Na última semana, Drik foi uma das estrelas musicais da Casa Clã, evento produzido pelas marcas da Editora Abril, que reuniu a Elástica e as revistas femininas Claudia, Bebê e Boa Forma a fim de celebrar o mês da mulher. Nossa convidada de honra conversou conosco sobre sua caminhada, sobre o machismo no rap e a importância de ser feminista nesse universo, e também sobre um assunto que adoramos por aqui: a reafirmação da identidade e da potência que é ser uma mulher preta fazendo arte no Brasil. Confira:

Drik, queria começar falando da sua trajetória até chegar no rap. Você canta em “Herança” que seu pai ia trabalhar com sacola nos pés para os sonhos da família não afundarem na lama. Como você começou no hip-hop e decidiu buscar o sonho da música?

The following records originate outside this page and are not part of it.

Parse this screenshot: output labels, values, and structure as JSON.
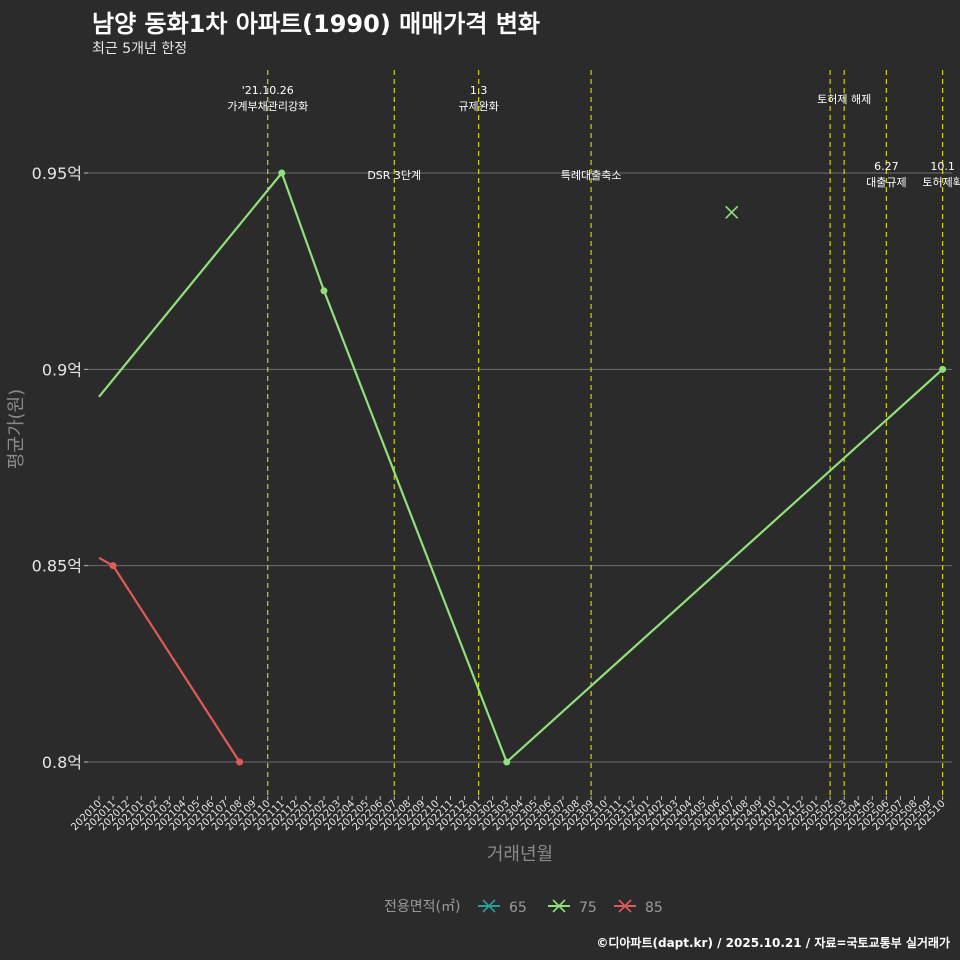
{
  "title": "남양 동화1차 아파트(1990) 매매가격 변화",
  "subtitle": "최근 5개년 한정",
  "caption": "©디아파트(dapt.kr) / 2025.10.21 / 자료=국토교통부 실거래가",
  "colors": {
    "background": "#2b2b2b",
    "grid": "#6e6e6e",
    "event_line": "#d4d400",
    "s65": "#2a9d9d",
    "s75": "#90e07c",
    "s85": "#e05a5a"
  },
  "chart_data": {
    "type": "line",
    "title": "남양 동화1차 아파트(1990) 매매가격 변화",
    "xlabel": "거래년월",
    "ylabel": "평균가(원)",
    "ylim": [
      0.79,
      0.975
    ],
    "x_months": [
      "202010",
      "202011",
      "202012",
      "202101",
      "202102",
      "202103",
      "202104",
      "202105",
      "202106",
      "202107",
      "202108",
      "202109",
      "202110",
      "202111",
      "202112",
      "202201",
      "202202",
      "202203",
      "202204",
      "202205",
      "202206",
      "202207",
      "202208",
      "202209",
      "202210",
      "202211",
      "202212",
      "202301",
      "202302",
      "202303",
      "202304",
      "202305",
      "202306",
      "202307",
      "202308",
      "202309",
      "202310",
      "202311",
      "202312",
      "202401",
      "202402",
      "202403",
      "202404",
      "202405",
      "202406",
      "202407",
      "202408",
      "202409",
      "202410",
      "202411",
      "202412",
      "202501",
      "202502",
      "202503",
      "202504",
      "202505",
      "202506",
      "202507",
      "202508",
      "202509",
      "202510"
    ],
    "x_tick_labels": [
      "202010",
      "202011",
      "202012",
      "202101",
      "202102",
      "202103",
      "202104",
      "202105",
      "202106",
      "202107",
      "202108",
      "202109",
      "202110",
      "202111",
      "202112",
      "202201",
      "202202",
      "202203",
      "202204",
      "202205",
      "202206",
      "202207",
      "202208",
      "202209",
      "202210",
      "202211",
      "202212",
      "202301",
      "202302",
      "202303",
      "202304",
      "202305",
      "202306",
      "202307",
      "202308",
      "202309",
      "202310",
      "202311",
      "202312",
      "202401",
      "202402",
      "202403",
      "202404",
      "202405",
      "202406",
      "202407",
      "202408",
      "202409",
      "202410",
      "202411",
      "202412",
      "202501",
      "202502",
      "202503",
      "202504",
      "202505",
      "202506",
      "202507",
      "202508",
      "202509",
      "202510"
    ],
    "y_ticks": [
      {
        "value": 0.8,
        "label": "0.8억"
      },
      {
        "value": 0.85,
        "label": "0.85억"
      },
      {
        "value": 0.9,
        "label": "0.9억"
      },
      {
        "value": 0.95,
        "label": "0.95억"
      }
    ],
    "legend": {
      "title": "전용면적(㎡)",
      "position": "bottom",
      "entries": [
        "65",
        "75",
        "85"
      ]
    },
    "series": [
      {
        "name": "65",
        "color_key": "s65",
        "points": []
      },
      {
        "name": "75",
        "color_key": "s75",
        "line": [
          [
            0,
            0.893
          ],
          [
            13,
            0.95
          ],
          [
            16,
            0.92
          ],
          [
            29,
            0.8
          ],
          [
            60,
            0.9
          ]
        ],
        "points": [
          [
            13,
            0.95
          ],
          [
            16,
            0.92
          ],
          [
            29,
            0.8
          ],
          [
            60,
            0.9
          ]
        ]
      },
      {
        "name": "85",
        "color_key": "s85",
        "line": [
          [
            0,
            0.852
          ],
          [
            1,
            0.85
          ],
          [
            10,
            0.8
          ]
        ],
        "points": [
          [
            1,
            0.85
          ],
          [
            10,
            0.8
          ]
        ]
      }
    ],
    "markers": [
      {
        "series": "75",
        "x": 45,
        "y": 0.94,
        "shape": "x"
      }
    ],
    "events": [
      {
        "x": 12,
        "label": [
          "'21.10.26",
          "가계부채관리강화"
        ],
        "level": "top"
      },
      {
        "x": 21,
        "label": [
          "DSR 3단계"
        ],
        "level": "mid"
      },
      {
        "x": 27,
        "label": [
          "1.3",
          "규제완화"
        ],
        "level": "top"
      },
      {
        "x": 35,
        "label": [
          "특례대출축소"
        ],
        "level": "mid"
      },
      {
        "x": 52,
        "label": [],
        "level": "top"
      },
      {
        "x": 53,
        "label": [
          "토허제 해제"
        ],
        "level": "top"
      },
      {
        "x": 56,
        "label": [
          "6.27",
          "대출규제"
        ],
        "level": "low"
      },
      {
        "x": 60,
        "label": [
          "10.1",
          "토허제확"
        ],
        "level": "low"
      }
    ]
  }
}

Vim de uma família muito musical, era algo que sempre esteve no meu dia a dia. Eu cresci em uma ocupação, a família inteira morava ali. Meu pai e meus tios ouviam muito hip-hop, mas também havia samba, forró, outros gêneros musicais. Já me sentia familiarizada com as batidas desde criança, mesmo sem entender todo o movimento por trás. Na época, eu via meus tios cantando as letras de peito aberto, então me interessava.

Comecei a escrever algumas músicas ainda adolescente, eram letras de amor mais puxadas para o R’n’B, mas quando conheci a batalha do Santa Cruz, me inspirei para escrever em rimas e pensando em beats de rap. E, olhando em retrospecto, agora soa como se eu soubesse fazer aquilo há muito tempo. Foi uma sintonia inexplicável. Nas batalhas de rimas eu conheci a fundo o movimento, entendi a união que ele impulsiona em prol de algo bom. Me senti muito chamada.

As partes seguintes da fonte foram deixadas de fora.